In 2008 there were a total of 358 full-time equivalent jobs. The number of jobs in the primary sector was 21, all of which were in agriculture. The number of jobs in the secondary sector was 258 of which 228 or (88.4%) were in manufacturing and 30 (11.6%) were in construction. The number of jobs in the tertiary sector was 79. In the tertiary sector; 7 or 8.9% were in wholesale or retail sales or the repair of motor vehicles, 45 or 57.0% were in the movement and storage of goods, 7 or 8.9% were in a hotel or restaurant, and 5 or 6.3% were technical professionals or scientists.

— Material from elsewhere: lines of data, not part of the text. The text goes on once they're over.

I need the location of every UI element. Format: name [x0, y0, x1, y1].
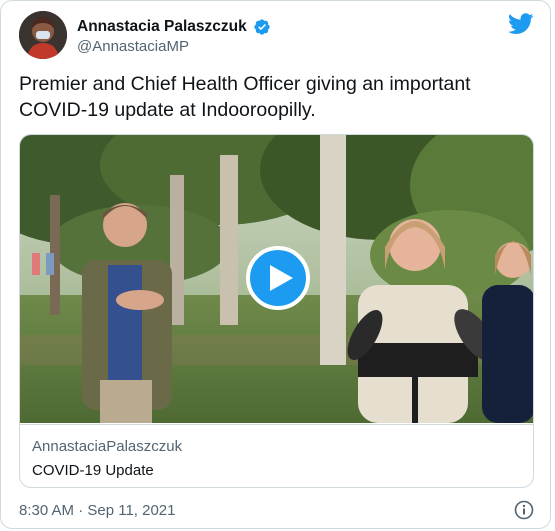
author-handle[interactable]: @AnnastaciaMP — [77, 37, 271, 57]
video-thumbnail[interactable] — [20, 135, 533, 423]
tweet-text: Premier and Chief Health Officer giving … — [19, 73, 471, 121]
tweet-header: Annastacia Palaszczuk @AnnastaciaMP — [19, 11, 534, 61]
info-icon[interactable] — [514, 500, 534, 520]
play-button[interactable] — [246, 246, 310, 310]
display-name[interactable]: Annastacia Palaszczuk — [77, 17, 247, 36]
link-domain: AnnastaciaPalaszczuk — [32, 438, 183, 455]
tweet-card[interactable]: Annastacia Palaszczuk @AnnastaciaMP Prem… — [0, 0, 551, 529]
verified-badge-icon — [253, 18, 271, 36]
link-title: COVID-19 Update — [32, 462, 154, 479]
twitter-bird-icon[interactable] — [508, 13, 534, 35]
tweet-footer: 8:30 AM · Sep 11, 2021 — [19, 500, 534, 521]
link-info[interactable]: AnnastaciaPalaszczuk COVID-19 Update — [20, 424, 533, 487]
avatar[interactable] — [19, 11, 67, 59]
timestamp[interactable]: 8:30 AM · Sep 11, 2021 — [19, 502, 176, 519]
play-icon — [270, 265, 293, 291]
link-card[interactable]: AnnastaciaPalaszczuk COVID-19 Update — [19, 134, 534, 488]
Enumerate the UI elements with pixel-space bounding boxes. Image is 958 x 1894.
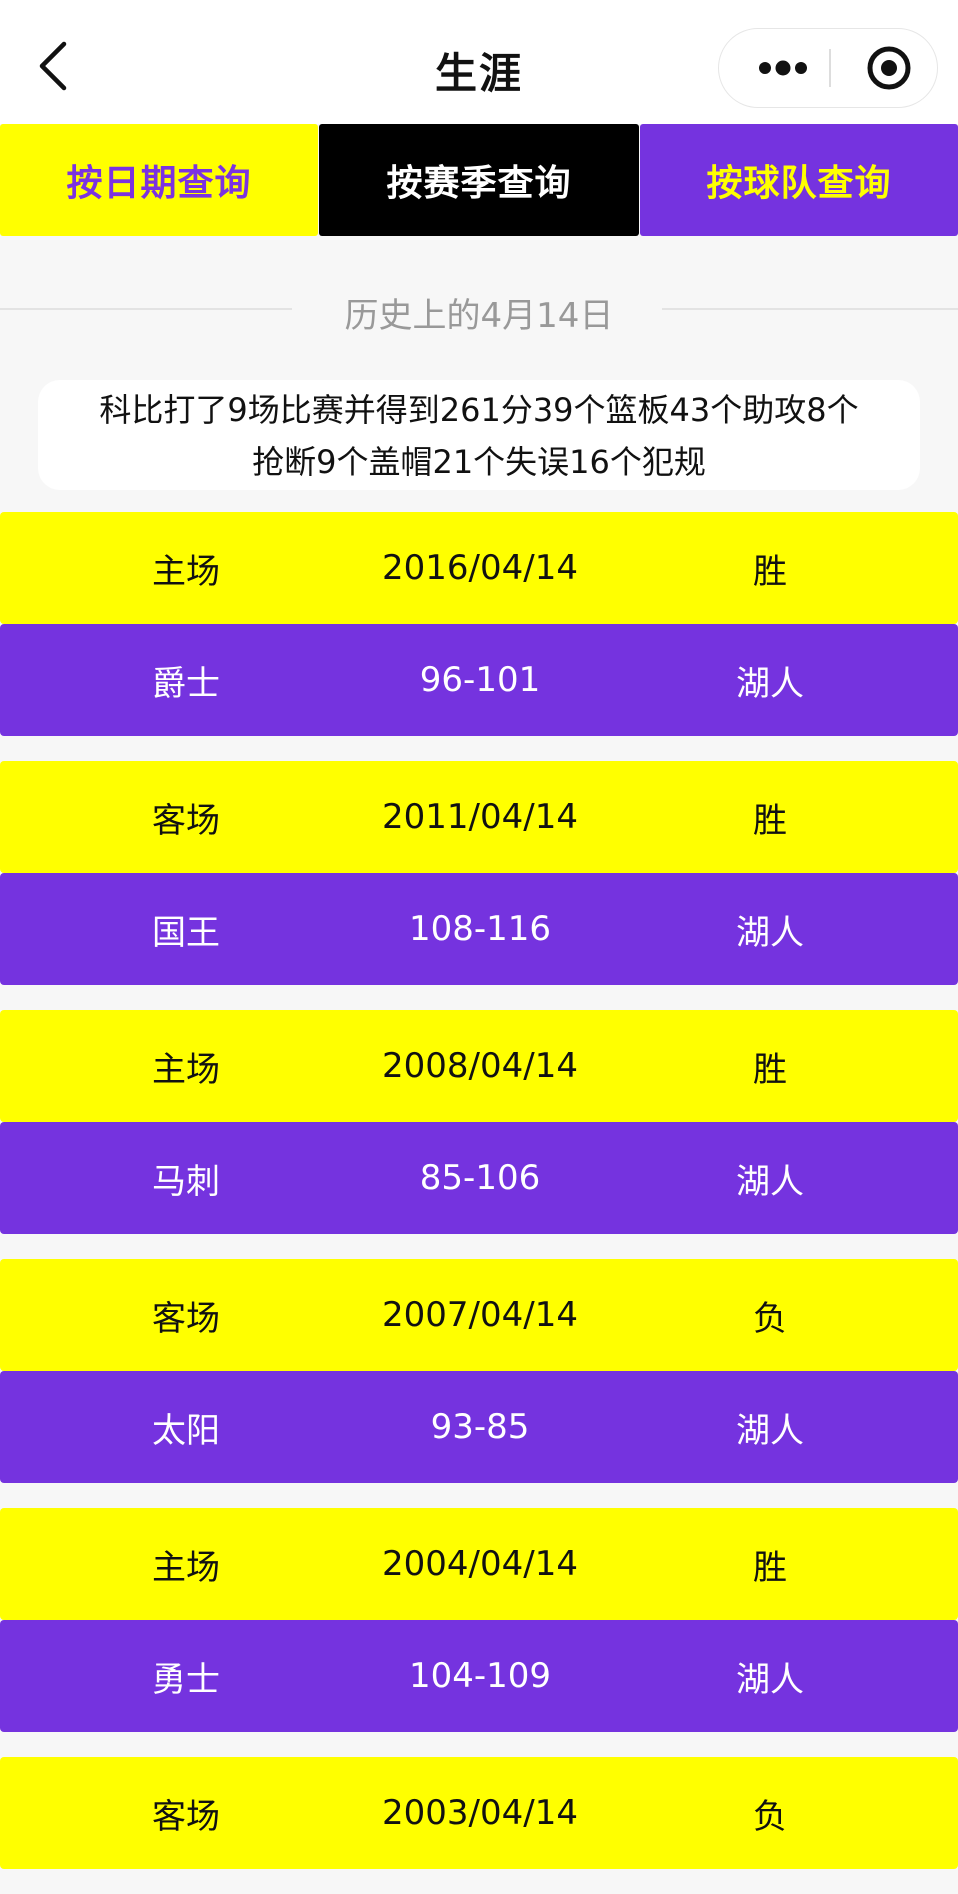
- game-item[interactable]: 客场 2011/04/14 胜 国王 108-116 湖人: [0, 761, 958, 985]
- target-circle-icon: [867, 46, 911, 89]
- own-team: 湖人: [736, 663, 804, 704]
- game-info-row: 主场 2016/04/14 胜: [0, 512, 958, 624]
- venue-label: 主场: [152, 1049, 220, 1090]
- own-team: 湖人: [736, 1659, 804, 1700]
- opponent-team: 太阳: [152, 1410, 220, 1451]
- opponent-team: 马刺: [152, 1161, 220, 1202]
- divider-line-right: [662, 308, 958, 310]
- game-score: 104-109: [408, 1656, 552, 1696]
- game-result: 负: [753, 1298, 787, 1339]
- game-info-row: 客场 2011/04/14 胜: [0, 761, 958, 873]
- game-date: 2004/04/14: [382, 1544, 578, 1584]
- close-button[interactable]: [849, 29, 929, 106]
- own-team: 湖人: [736, 1161, 804, 1202]
- game-item[interactable]: 客场 2007/04/14 负 太阳 93-85 湖人: [0, 1259, 958, 1483]
- query-tabs: 按日期查询 按赛季查询 按球队查询: [0, 124, 958, 236]
- game-date: 2011/04/14: [382, 797, 578, 837]
- more-dots-icon: [759, 60, 807, 75]
- games-list: 主场 2016/04/14 胜 爵士 96-101 湖人 客场 2011/04/…: [0, 512, 958, 1894]
- career-summary-card: 科比打了9场比赛并得到261分39个篮板43个助攻8个 抢断9个盖帽21个失误1…: [38, 380, 920, 490]
- game-date: 2003/04/14: [382, 1793, 578, 1833]
- game-item[interactable]: 主场 2016/04/14 胜 爵士 96-101 湖人: [0, 512, 958, 736]
- game-result: 负: [753, 1796, 787, 1837]
- game-result: 胜: [753, 800, 787, 841]
- game-score-row: 爵士 96-101 湖人: [0, 624, 958, 736]
- tab-query-by-date[interactable]: 按日期查询: [0, 124, 318, 236]
- game-date: 2008/04/14: [382, 1046, 578, 1086]
- game-info-row: 客场 2003/04/14 负: [0, 1757, 958, 1869]
- game-date: 2007/04/14: [382, 1295, 578, 1335]
- venue-label: 主场: [152, 1547, 220, 1588]
- capsule-divider: [829, 49, 831, 87]
- venue-label: 主场: [152, 551, 220, 592]
- history-date-label: 历史上的4月14日: [344, 296, 614, 336]
- game-info-row: 客场 2007/04/14 负: [0, 1259, 958, 1371]
- game-score: 108-116: [408, 909, 552, 949]
- game-score: 96-101: [419, 660, 541, 700]
- game-score-row: 马刺 85-106 湖人: [0, 1122, 958, 1234]
- venue-label: 客场: [152, 1298, 220, 1339]
- game-score-row: 勇士 104-109 湖人: [0, 1620, 958, 1732]
- own-team: 湖人: [736, 912, 804, 953]
- tab-query-by-season[interactable]: 按赛季查询: [319, 124, 639, 236]
- navigation-bar: 生涯: [0, 0, 958, 124]
- game-result: 胜: [753, 1049, 787, 1090]
- tab-query-by-team[interactable]: 按球队查询: [640, 124, 958, 236]
- venue-label: 客场: [152, 800, 220, 841]
- game-result: 胜: [753, 551, 787, 592]
- opponent-team: 爵士: [152, 663, 220, 704]
- opponent-team: 国王: [152, 912, 220, 953]
- game-score: 85-106: [419, 1158, 541, 1198]
- game-item[interactable]: 主场 2008/04/14 胜 马刺 85-106 湖人: [0, 1010, 958, 1234]
- game-date: 2016/04/14: [382, 548, 578, 588]
- game-result: 胜: [753, 1547, 787, 1588]
- game-score-row: 国王 108-116 湖人: [0, 873, 958, 985]
- summary-line-1: 科比打了9场比赛并得到261分39个篮板43个助攻8个: [99, 391, 859, 429]
- mini-program-capsule: [718, 28, 938, 108]
- game-item[interactable]: 客场 2003/04/14 负: [0, 1757, 958, 1869]
- own-team: 湖人: [736, 1410, 804, 1451]
- game-info-row: 主场 2008/04/14 胜: [0, 1010, 958, 1122]
- more-button[interactable]: [743, 29, 823, 106]
- summary-line-2: 抢断9个盖帽21个失误16个犯规: [252, 443, 706, 481]
- venue-label: 客场: [152, 1796, 220, 1837]
- opponent-team: 勇士: [152, 1659, 220, 1700]
- game-score: 93-85: [430, 1407, 530, 1447]
- game-score-row: 太阳 93-85 湖人: [0, 1371, 958, 1483]
- game-item[interactable]: 主场 2004/04/14 胜 勇士 104-109 湖人: [0, 1508, 958, 1732]
- game-info-row: 主场 2004/04/14 胜: [0, 1508, 958, 1620]
- history-date-divider: 历史上的4月14日: [0, 278, 958, 338]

In 2000, there were 258 workers who commuted into the municipality and 288 workers who commuted away. The municipality is a net exporter of workers, with about 1.1 workers leaving the municipality for every one entering. Of the working population, 13.3% used public transportation to get to work, and 52.1% used a private car.

==Religion==
From the 2000 census, 63 or 8.1% were Roman Catholic, while 626 or 80.2% belonged to the Swiss Reformed Church. Of the rest of the population, there was 1 member of an Orthodox church, and there were 30 individuals (or about 3.84% of the population) who belonged to another Christian church. There were 11 (or about 1.41% of the population) who were Islamic. There were 4 individuals who were Buddhist. 40 (or about 5.12% of the population) belonged to no church, are agnostic or atheist, and 21 individuals (or about 2.69% of the population) did not answer the question.

==Education==
In Wiler bei Utzenstorf about 314 or (40.2%) of the population have completed non-mandatory upper secondary education, and 81 or (10.4%) have completed additional higher education (either university or a Fachhochschule). Of the 81 who completed tertiary schooling, 74.1% were Swiss men, 23.5% were Swiss women.

The Canton of Bern school system provides one year of non-obligatory Kindergarten, followed by six years of Primary school. This is followed by three years of obligatory lower Secondary school where the students are separated according to ability and aptitude. Following the lower Secondary students may attend additional schooling or they may enter an apprenticeship.

During the 2010–11 school year, there were a total of 70 students attending classes in Wiler bei Utzenstorf. There was one kindergarten class with a total of 16 students in the municipality. The municipality had 3 primary classes and 54 students. Of the primary students, 7.4% were permanent or temporary residents of Switzerland (not citizens).

As of 2000, there were 3 students in Wiler bei Utzenstorf who came from another municipality, while 54 residents attended schools outside the municipality.